One Dark Throne (Three Dark Crowns #2)(67)
“No, Jules. Willa is right. Mirabella is the chosen queen. And I think I was spared so I could help her.” She grasps Jules by the shoulders, crumpling the duel challenge in her fist. “I’m going to the capital, and I’m going to help Mirabella put down that poisoner queen.”
THE QUEENS’ DUEL
ROLANTH
Mirabella’s coaches are outfitted with silver fastenings and black plumes. The blue elemental insignia flies on flags beside the queen’s black ones. And there are white coaches too, white coaches pulled by white horses and filled with priestesses so that all of Indrid Down will know that the temple stands with her.
“Are you sure you would not rather go by sea?” Sara asks as they pack the last of Mirabella’s things into trunks. “It would be safer.”
“She would parade into my city,” Mirabella says. “So I will parade into hers.”
Sara holds up a gown.
“This, for the ball?”
Mirabella barely glances at it. It is some shiny, satin thing with a fitted bodice and wide straps.
“That is fine.” She turns about the room. Her room at Westwood House since she was taken from the Black Cottage. It is not bare; she has not overpacked. But it still feels emptied, like if she speaks too loud her voice will echo.
“And for the jewels?”
“Anything but black pearls,” she says. “I have heard that Katharine favors black pearls, and I do not want us to look alike.”
“You could never look alike,” says Billy.
Mirabella and Sara turn. Billy stands just inside the door. Sara cocks an eyebrow at his crimson shirt. He should not wear it when they go to the capital, still mourning for a fallen queen when he has declared for Mirabella. But no one will ask him to take it off. And the crimson will win them more favor from the naturalists.
Sara curtsies and leaves to give them privacy.
“How much longer will the mourning last?” Billy asks.
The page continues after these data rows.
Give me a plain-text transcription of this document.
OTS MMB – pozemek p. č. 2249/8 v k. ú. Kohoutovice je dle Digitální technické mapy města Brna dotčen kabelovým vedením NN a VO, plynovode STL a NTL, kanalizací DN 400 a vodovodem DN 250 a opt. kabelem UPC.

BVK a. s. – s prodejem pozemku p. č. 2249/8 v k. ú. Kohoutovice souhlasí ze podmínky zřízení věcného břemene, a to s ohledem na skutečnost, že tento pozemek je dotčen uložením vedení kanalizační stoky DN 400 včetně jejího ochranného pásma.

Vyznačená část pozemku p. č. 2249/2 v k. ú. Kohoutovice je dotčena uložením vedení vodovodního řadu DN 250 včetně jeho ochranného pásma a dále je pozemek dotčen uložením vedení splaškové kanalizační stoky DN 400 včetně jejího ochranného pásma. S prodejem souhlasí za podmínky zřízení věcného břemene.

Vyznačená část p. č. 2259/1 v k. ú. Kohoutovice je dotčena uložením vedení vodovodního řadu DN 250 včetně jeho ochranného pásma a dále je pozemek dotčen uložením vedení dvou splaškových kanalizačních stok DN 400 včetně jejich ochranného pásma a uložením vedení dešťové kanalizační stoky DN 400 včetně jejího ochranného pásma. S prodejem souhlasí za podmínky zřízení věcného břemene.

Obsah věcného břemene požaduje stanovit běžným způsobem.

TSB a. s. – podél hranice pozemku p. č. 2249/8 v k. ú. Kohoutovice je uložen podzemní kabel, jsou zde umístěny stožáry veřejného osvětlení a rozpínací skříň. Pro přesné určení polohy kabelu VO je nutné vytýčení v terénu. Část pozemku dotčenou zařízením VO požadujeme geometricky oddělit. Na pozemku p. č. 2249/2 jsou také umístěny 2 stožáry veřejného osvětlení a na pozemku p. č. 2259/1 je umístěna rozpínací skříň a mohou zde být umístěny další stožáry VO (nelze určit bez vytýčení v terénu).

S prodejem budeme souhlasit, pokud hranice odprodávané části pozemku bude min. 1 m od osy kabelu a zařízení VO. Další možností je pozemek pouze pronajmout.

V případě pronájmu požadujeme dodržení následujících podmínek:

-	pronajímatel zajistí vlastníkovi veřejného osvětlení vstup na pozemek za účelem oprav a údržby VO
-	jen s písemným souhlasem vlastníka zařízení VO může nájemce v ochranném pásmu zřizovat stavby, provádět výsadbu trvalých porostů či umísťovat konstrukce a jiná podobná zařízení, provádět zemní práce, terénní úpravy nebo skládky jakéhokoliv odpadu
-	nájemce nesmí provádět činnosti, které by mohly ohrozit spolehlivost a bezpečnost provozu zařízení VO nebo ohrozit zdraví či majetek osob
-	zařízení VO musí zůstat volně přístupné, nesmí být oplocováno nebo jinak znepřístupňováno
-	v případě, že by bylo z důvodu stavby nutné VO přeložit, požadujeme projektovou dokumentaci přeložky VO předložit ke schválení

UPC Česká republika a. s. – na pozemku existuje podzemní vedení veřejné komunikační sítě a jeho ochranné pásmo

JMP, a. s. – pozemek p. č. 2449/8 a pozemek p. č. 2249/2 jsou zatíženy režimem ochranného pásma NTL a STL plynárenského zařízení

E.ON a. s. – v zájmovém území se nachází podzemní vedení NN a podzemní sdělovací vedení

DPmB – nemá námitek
“Not long,” Mirabella replies.
Soon the candles and the crimson will be gone. The prayers said for Arsinoe at altars will cease. Vanquished queens are not spoken of past the Ascension Year. There is no hall in the Volroy that houses their portraits. No one even remembers their names.
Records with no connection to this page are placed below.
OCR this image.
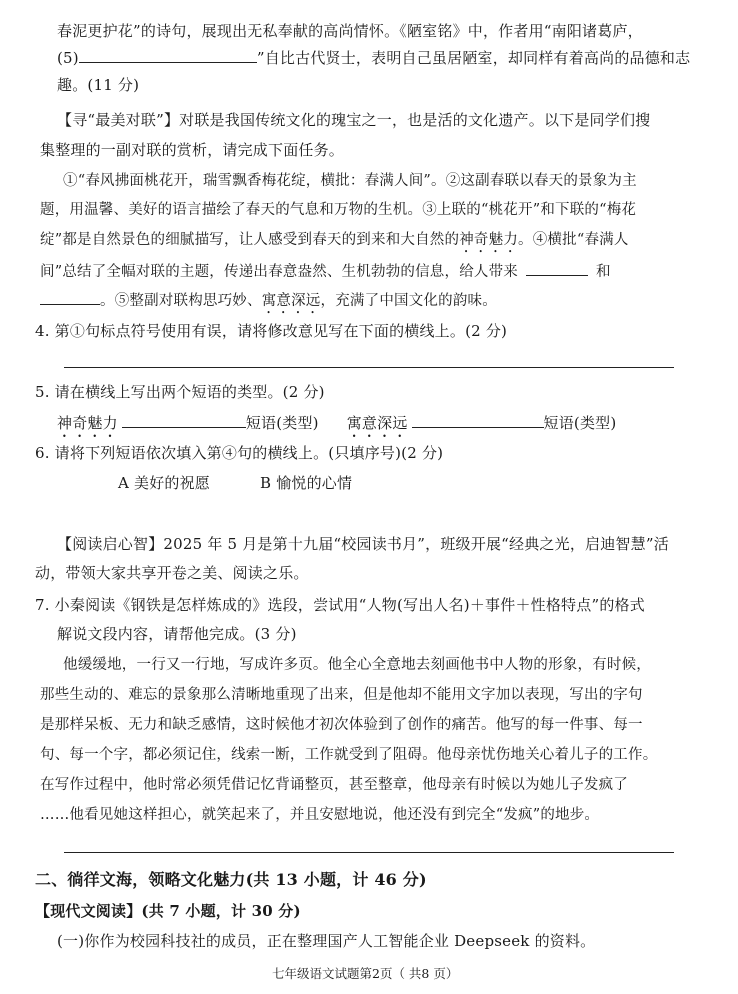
春泥更护花”的诗句，展现出无私奉献的高尚情怀。《陋室铭》中，作者用“南阳诸葛庐，
(5)	”自比古代贤士，表明自己虽居陋室，却同样有着高尚的品德和志
趣。(11 分)
【寻“最美对联”】对联是我国传统文化的瑰宝之一，也是活的文化遗产。以下是同学们搜
集整理的一副对联的赏析，请完成下面任务。
①“春风拂面桃花开，瑞雪飘香梅花绽，横批：春满人间”。②这副春联以春天的景象为主
题，用温馨、美好的语言描绘了春天的气息和万物的生机。③上联的“桃花开”和下联的“梅花
绽”都是自然景色的细腻描写，让人感受到春天的到来和大自然的神奇魅力。④横批“春满人
间”总结了全幅对联的主题，传递出春意盎然、生机勃勃的信息，给人带来	和
。⑤整副对联构思巧妙、寓意深远，充满了中国文化的韵味。
4. 第①句标点符号使用有误，请将修改意见写在下面的横线上。(2 分)
5. 请在横线上写出两个短语的类型。(2 分)
神奇魅力	短语(类型) 寓意深远	短语(类型)
6. 请将下列短语依次填入第④句的横线上。(只填序号)(2 分)
A 美好的祝愿	B 愉悦的心情
【阅读启心智】2025 年 5 月是第十九届“校园读书月”，班级开展“经典之光，启迪智慧”活
动，带领大家共享开卷之美、阅读之乐。
7. 小秦阅读《钢铁是怎样炼成的》选段，尝试用“人物(写出人名)＋事件＋性格特点”的格式
解说文段内容，请帮他完成。(3 分)
他缓缓地，一行又一行地，写成许多页。他全心全意地去刻画他书中人物的形象，有时候，
那些生动的、难忘的景象那么清晰地重现了出来，但是他却不能用文字加以表现，写出的字句
是那样呆板、无力和缺乏感情，这时候他才初次体验到了创作的痛苦。他写的每一件事、每一
句、每一个字，都必须记住，线索一断，工作就受到了阻碍。他母亲忧伤地关心着儿子的工作。
在写作过程中，他时常必须凭借记忆背诵整页，甚至整章，他母亲有时候以为她儿子发疯了
……他看见她这样担心，就笑起来了，并且安慰地说，他还没有到完全“发疯”的地步。
二、徜徉文海，领略文化魅力(共 13 小题，计 46 分)
【现代文阅读】(共 7 小题，计 30 分)
(一)你作为校园科技社的成员，正在整理国产人工智能企业 Deepseek 的资料。
七年级语文试题第2页（ 共8 页）
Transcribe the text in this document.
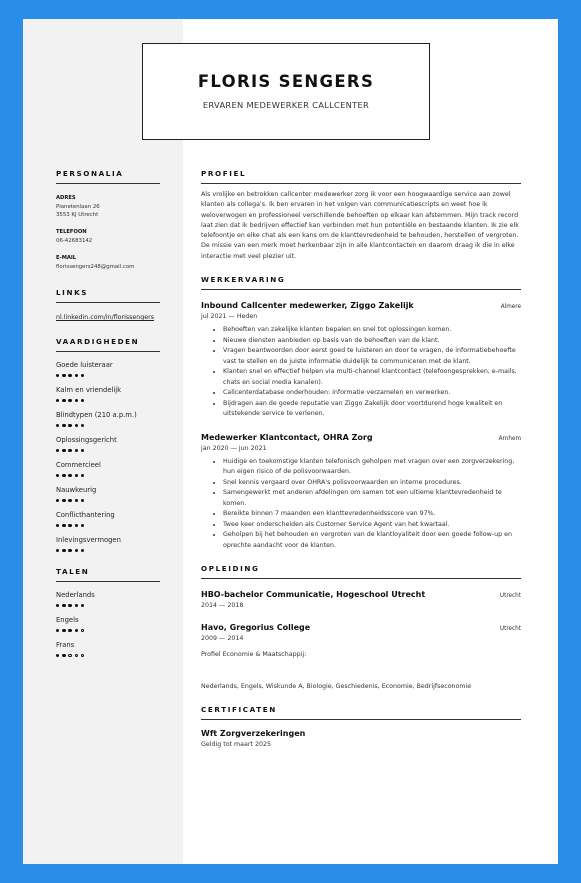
FLORIS SENGERS
ERVAREN MEDEWERKER CALLCENTER
PERSONALIA
ADRES
Planetenlaan 26
3553 KJ Utrecht
TELEFOON
06-42683142
E-MAIL
florissengers248@gmail.com
LINKS
nl.linkedin.com/in/florissengers
VAARDIGHEDEN
Goede luisteraar
Kalm en vriendelijk
Blindtypen (210 a.p.m.)
Oplossingsgericht
Commercieel
Nauwkeurig
Conflicthantering
Inlevingsvermogen
TALEN
Nederlands
Engels
Frans
PROFIEL
Als vrolijke en betrokken callcenter medewerker zorg ik voor een hoogwaardige service aan zowel klanten als collega's. Ik ben ervaren in het volgen van communicatiescripts en weet hoe ik weloverwogen en professioneel verschillende behoeften op elkaar kan afstemmen. Mijn track record laat zien dat ik bedrijven effectief kan verbinden met hun potentiële en bestaande klanten. Ik zie elk telefoontje en elke chat als een kans om de klanttevredenheid te behouden, herstellen of vergroten. De missie van een merk moet herkenbaar zijn in alle klantcontacten en daarom draag ik die in elke interactie met veel plezier uit.
WERKERVARING
Inbound Callcenter medewerker, Ziggo Zakelijk	Almere
jul 2021 — Heden
• Behoeften van zakelijke klanten bepalen en snel tot oplossingen komen.
• Nieuwe diensten aanbieden op basis van de behoeften van de klant.
• Vragen beantwoorden door eerst goed te luisteren en door te vragen, de informatiebehoefte vast te stellen en de juiste informatie duidelijk te communiceren met de klant.
• Klanten snel en effectief helpen via multi-channel klantcontact (telefoongesprekken, e-mails, chats en social media kanalen).
• Callcenterdatabase onderhouden: informatie verzamelen en verwerken.
• Bijdragen aan de goede reputatie van Ziggo Zakelijk door voortdurend hoge kwaliteit en uitstekende service te verlenen.
Medewerker Klantcontact, OHRA Zorg	Arnhem
jan 2020 — jun 2021
• Huidige en toekomstige klanten telefonisch geholpen met vragen over een zorgverzekering, hun eigen risico of de polisvoorwaarden.
• Snel kennis vergaard over OHRA's polisvoorwaarden en interne procedures.
• Samengewerkt met anderen afdelingen om samen tot een ultieme klanttevredenheid te komen.
• Bereikte binnen 7 maanden een klanttevredenheidsscore van 97%.
• Twee keer onderscheiden als Customer Service Agent van het kwartaal.
• Geholpen bij het behouden en vergroten van de klantloyaliteit door een goede follow-up en oprechte aandacht voor de klanten.
OPLEIDING
HBO-bachelor Communicatie, Hogeschool Utrecht	Utrecht
2014 — 2018
Havo, Gregorius College	Utrecht
2009 — 2014
Profiel Economie & Maatschappij:
Nederlands, Engels, Wiskunde A, Biologie, Geschiedenis, Economie, Bedrijfseconomie
CERTIFICATEN
Wft Zorgverzekeringen
Geldig tot maart 2025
“Are you ready?” she asks. “Do you have attire for the ball?”
“I do. Though I can’t believe we’re going to dance and feast with them the night before you kill her.”
“The ball is nothing more than Katharine’s way of regaining control. I set the duel, so she sets the ball. It is all quite transparent. And it will not work.”
Billy holds up a long, rectangular box. “I brought something for you.”
He opens it and takes out a choker of black gems cut into faceted ovals and set in silver. They sparkle as he turns them in the light, and she wonders how long ago he bought them, and if they were meant for someone else. But she will not ruin the moment by asking.
“Here,” he says, and Mirabella holds up her hair to let him place them around her neck.
“They are beautiful.”
“Far more beautiful than anything the poisoner has,” he says. “They can dress that little witch up any way they like. But she’ll still be a monster.”
“Do not say that word,” Mirabella cautions. “We do not say ‘witch’ here. No matter what we feel about Katharine, you must be careful when we are in the capital. I would have you be a popular king-consort among the people.”
Billy grits his teeth.
“Of course. It’s just what she did. . . .”
“I know.”
“I hate her. Don’t you? She took her from me. From us.”
Billy’s hand lingers on her shoulder, from fastening the choker, and Mirabella lays hers atop it.
“I met Katharine before Beltane,” he says. “My father wanted me introduced to all of you, before the other suitors.”
“You never came to me.”
“I chose Arsinoe before I could. But it’s the strangest thing. When I met Katharine, she seemed so sweet. Harmless, even. I actually pitied her. The girl I met was nothing like the one in Wolf Spring. But I suppose I only saw what she wanted me to see.”
“I suppose,” says Mirabella. “Billy, before we depart, I would have you pen a letter to precede us into the capital.”
“A letter? Saying what?”
“Saying that you will be my king-consort and will not pay court to Katharine. Phrase it as meanly as you like. But I would have one more blow to her ego before she sees me at the ball.”
INDRID DOWN
Natalia and Genevieve walk briskly through the bustling streets of the capital after overseeing the improvements being made to the arena: repairs to the stands and extra risers built, a fresh coat of paint on the gallery rail, and all the vast competition ground tilled through and made soft, the tufts of long, hard grass and field stones removed by hand. It has been a long time since the arena was used for anything but fairs and carnivals. A long time since the island has seen a duel or even since it had a war queen who enjoyed watching battle sport.
“The hotels will run out of rooms,” Genevieve grumbles. “There will be tents set up along the roadsides. People will sleep on the streets.”